Healthcare in the US is a business. The best providers are in healthcare to help people get and stay healthy, but the industry is very, very concerned with financial outcomes. So don't be misled by the fact that most hospitals are classified as "not-for-profit" since this has nothing to do with making money. And don't hold it against the entities we depend on – as citizens, we've repeatedly embraced the business-first aspect of healthcare when we need it.
With this in mind, we consider hospitals' financial and medical constraints differently. Simply put, a hospital is a constrained environment with a significant fixed cost base and a mission to generate profitable revenue through admissions and procedures. The type of procedures performed dramatically impacts a hospital's profitability since as much as 80% of the expenses a hospital faces are fixed. In that scenario, the goal is high-quality – high-margin revenue.
The revenue generated by a hospital stay varies considerably based on the procedures performed, tests and imaging studies, etc. So a simple average of "cost per day" doesn't tell much about a specific hospital's caseload and throughput. Most citations will show a nightly rate of about $10,000 – but this is a mix of a patient admitted for observation with chest pains that will generate $5,000 per night and a patient undergoing a CABG procedure that will be $15,000 - $20,000 per night. So the type of patient and procedure matters.
Now, this is a moot point if the hospital has extra beds – and many do: the average hospital occupancy rate usually lands around 65-70% of capacity. But in many parts of the country, there are hospitals with 90% - 95% occupancy rates. So essentially, these hospitals are "sold out."

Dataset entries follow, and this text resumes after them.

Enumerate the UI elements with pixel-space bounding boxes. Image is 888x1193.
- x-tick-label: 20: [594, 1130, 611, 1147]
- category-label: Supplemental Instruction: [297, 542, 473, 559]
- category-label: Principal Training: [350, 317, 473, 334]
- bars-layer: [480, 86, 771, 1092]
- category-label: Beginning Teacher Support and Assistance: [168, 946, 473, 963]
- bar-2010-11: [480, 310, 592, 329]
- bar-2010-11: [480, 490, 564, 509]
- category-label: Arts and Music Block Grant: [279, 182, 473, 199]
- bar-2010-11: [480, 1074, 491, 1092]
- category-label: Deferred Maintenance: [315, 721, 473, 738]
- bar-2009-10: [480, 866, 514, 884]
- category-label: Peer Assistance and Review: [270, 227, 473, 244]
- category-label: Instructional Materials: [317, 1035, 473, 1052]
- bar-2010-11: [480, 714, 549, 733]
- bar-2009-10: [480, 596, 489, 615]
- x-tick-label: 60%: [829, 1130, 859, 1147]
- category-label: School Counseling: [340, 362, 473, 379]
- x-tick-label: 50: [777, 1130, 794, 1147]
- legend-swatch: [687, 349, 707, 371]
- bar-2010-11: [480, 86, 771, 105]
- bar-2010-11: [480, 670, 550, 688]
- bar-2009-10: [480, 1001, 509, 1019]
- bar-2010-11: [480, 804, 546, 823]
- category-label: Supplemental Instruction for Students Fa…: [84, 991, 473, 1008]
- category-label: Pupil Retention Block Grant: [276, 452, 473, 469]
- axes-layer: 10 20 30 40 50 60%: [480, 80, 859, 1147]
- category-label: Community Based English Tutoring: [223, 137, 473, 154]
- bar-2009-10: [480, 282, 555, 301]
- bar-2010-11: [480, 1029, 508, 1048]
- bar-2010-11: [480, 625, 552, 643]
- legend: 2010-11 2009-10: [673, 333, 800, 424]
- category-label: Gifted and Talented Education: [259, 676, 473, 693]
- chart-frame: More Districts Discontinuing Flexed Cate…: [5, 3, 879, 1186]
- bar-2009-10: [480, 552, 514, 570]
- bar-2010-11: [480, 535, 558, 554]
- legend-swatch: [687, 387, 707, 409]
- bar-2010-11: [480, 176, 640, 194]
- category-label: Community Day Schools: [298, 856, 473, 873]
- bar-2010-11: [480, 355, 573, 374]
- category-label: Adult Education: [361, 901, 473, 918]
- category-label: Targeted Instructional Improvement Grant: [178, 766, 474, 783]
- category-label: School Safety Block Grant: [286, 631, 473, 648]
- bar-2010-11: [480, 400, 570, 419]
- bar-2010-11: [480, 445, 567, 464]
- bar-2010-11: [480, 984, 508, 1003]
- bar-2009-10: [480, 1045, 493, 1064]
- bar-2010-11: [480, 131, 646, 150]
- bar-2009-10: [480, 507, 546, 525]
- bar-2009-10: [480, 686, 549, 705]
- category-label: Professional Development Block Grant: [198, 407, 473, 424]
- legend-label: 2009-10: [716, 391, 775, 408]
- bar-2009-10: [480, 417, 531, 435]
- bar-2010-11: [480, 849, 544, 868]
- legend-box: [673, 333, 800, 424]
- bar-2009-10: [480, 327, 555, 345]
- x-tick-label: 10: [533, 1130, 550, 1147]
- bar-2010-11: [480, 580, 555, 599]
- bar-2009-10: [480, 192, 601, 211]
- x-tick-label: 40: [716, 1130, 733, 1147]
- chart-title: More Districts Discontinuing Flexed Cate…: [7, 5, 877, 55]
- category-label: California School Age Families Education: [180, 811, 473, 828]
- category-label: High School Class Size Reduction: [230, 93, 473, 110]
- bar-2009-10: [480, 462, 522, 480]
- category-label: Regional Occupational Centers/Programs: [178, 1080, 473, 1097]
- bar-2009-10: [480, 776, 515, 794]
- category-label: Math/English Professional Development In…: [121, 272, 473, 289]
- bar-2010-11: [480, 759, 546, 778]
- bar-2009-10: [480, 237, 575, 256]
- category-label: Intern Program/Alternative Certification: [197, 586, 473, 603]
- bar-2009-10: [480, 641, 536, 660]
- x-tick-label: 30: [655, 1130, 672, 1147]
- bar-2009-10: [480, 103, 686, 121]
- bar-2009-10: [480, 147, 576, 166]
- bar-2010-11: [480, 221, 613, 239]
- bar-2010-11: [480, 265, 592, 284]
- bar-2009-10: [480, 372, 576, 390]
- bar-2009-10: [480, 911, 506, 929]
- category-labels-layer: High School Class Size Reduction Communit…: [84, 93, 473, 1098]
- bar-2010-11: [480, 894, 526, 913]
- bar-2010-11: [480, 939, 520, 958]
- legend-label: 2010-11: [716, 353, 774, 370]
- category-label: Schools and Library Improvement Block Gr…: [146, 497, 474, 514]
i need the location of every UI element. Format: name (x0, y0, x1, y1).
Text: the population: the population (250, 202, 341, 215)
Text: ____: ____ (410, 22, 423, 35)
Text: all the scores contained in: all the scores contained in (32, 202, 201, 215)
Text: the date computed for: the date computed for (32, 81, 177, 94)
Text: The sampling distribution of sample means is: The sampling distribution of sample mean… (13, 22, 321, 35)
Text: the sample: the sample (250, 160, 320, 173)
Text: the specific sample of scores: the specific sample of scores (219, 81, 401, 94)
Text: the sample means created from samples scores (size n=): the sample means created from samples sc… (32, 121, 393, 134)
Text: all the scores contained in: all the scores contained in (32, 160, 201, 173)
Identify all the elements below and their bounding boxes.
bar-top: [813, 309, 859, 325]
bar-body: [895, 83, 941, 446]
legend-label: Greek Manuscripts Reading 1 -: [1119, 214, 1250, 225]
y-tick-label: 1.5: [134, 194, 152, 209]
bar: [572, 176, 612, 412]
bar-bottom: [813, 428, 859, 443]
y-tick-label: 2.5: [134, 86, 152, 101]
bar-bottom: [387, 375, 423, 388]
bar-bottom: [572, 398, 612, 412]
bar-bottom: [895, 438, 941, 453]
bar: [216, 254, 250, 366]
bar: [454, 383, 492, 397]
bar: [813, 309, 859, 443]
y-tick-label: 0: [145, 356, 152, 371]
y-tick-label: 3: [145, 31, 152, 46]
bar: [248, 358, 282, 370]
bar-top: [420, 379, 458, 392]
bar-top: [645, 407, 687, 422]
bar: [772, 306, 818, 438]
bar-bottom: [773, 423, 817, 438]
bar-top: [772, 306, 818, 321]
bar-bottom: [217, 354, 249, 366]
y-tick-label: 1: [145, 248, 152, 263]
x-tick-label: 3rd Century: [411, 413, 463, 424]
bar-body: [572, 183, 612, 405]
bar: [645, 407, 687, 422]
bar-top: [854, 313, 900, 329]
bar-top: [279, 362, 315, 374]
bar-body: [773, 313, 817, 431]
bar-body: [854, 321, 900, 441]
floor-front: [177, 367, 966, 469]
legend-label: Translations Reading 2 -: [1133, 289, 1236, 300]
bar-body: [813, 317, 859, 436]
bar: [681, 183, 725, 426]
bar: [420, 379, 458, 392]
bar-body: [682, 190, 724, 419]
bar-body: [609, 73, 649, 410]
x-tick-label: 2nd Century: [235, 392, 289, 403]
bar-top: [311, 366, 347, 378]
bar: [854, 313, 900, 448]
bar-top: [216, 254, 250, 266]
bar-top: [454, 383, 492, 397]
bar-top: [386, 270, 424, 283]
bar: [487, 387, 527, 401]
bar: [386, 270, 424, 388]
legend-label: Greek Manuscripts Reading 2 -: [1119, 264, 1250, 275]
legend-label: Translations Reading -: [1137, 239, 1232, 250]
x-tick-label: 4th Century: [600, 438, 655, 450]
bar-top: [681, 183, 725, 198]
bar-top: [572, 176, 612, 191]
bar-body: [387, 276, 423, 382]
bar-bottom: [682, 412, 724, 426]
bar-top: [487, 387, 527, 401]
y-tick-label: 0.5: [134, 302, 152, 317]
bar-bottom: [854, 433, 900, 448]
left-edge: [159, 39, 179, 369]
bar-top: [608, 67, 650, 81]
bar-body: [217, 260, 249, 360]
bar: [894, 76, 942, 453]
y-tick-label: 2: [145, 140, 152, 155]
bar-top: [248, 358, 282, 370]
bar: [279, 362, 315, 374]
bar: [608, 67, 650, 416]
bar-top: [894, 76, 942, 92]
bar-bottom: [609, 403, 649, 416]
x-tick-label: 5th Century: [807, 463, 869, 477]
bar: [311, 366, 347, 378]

That could sound good, but it brings us back to the procedures patients receive. If they're patients under observation, the hospital may be operating inefficiently. Hospitals with very high occupancy rates typically offer advanced care – tertiary or quaternary level of care – which are high revenue, high margin patients. That type of hospital will usually have many opportunities – sometimes hundreds of times a month – to transfer in high-value cases. With one caveat – they need open beds. While no one begrudges a lower revenue patient if they need to be in a hospital, many don't need to be in a hospital. This is where remote patient monitoring - RPM – can be helpful.
Let me explain. If you're out of beds and can't accept transfers, you're out of luck. But certain patients may be able to be monitored at home as effectively (some providers argue more effectively). RPM can enable those patients to be discharged for home monitoring, freeing up resources for more acute patients. There are reimbursement opportunities for RPM care that also add to the value of the RPM deployment. But the most significant benefit to the hospital in this deployment type is opening hospital beds for sicker patients.
If your hospital is frequently at capacity and can't accept transfers, RPM may help solve this challenge.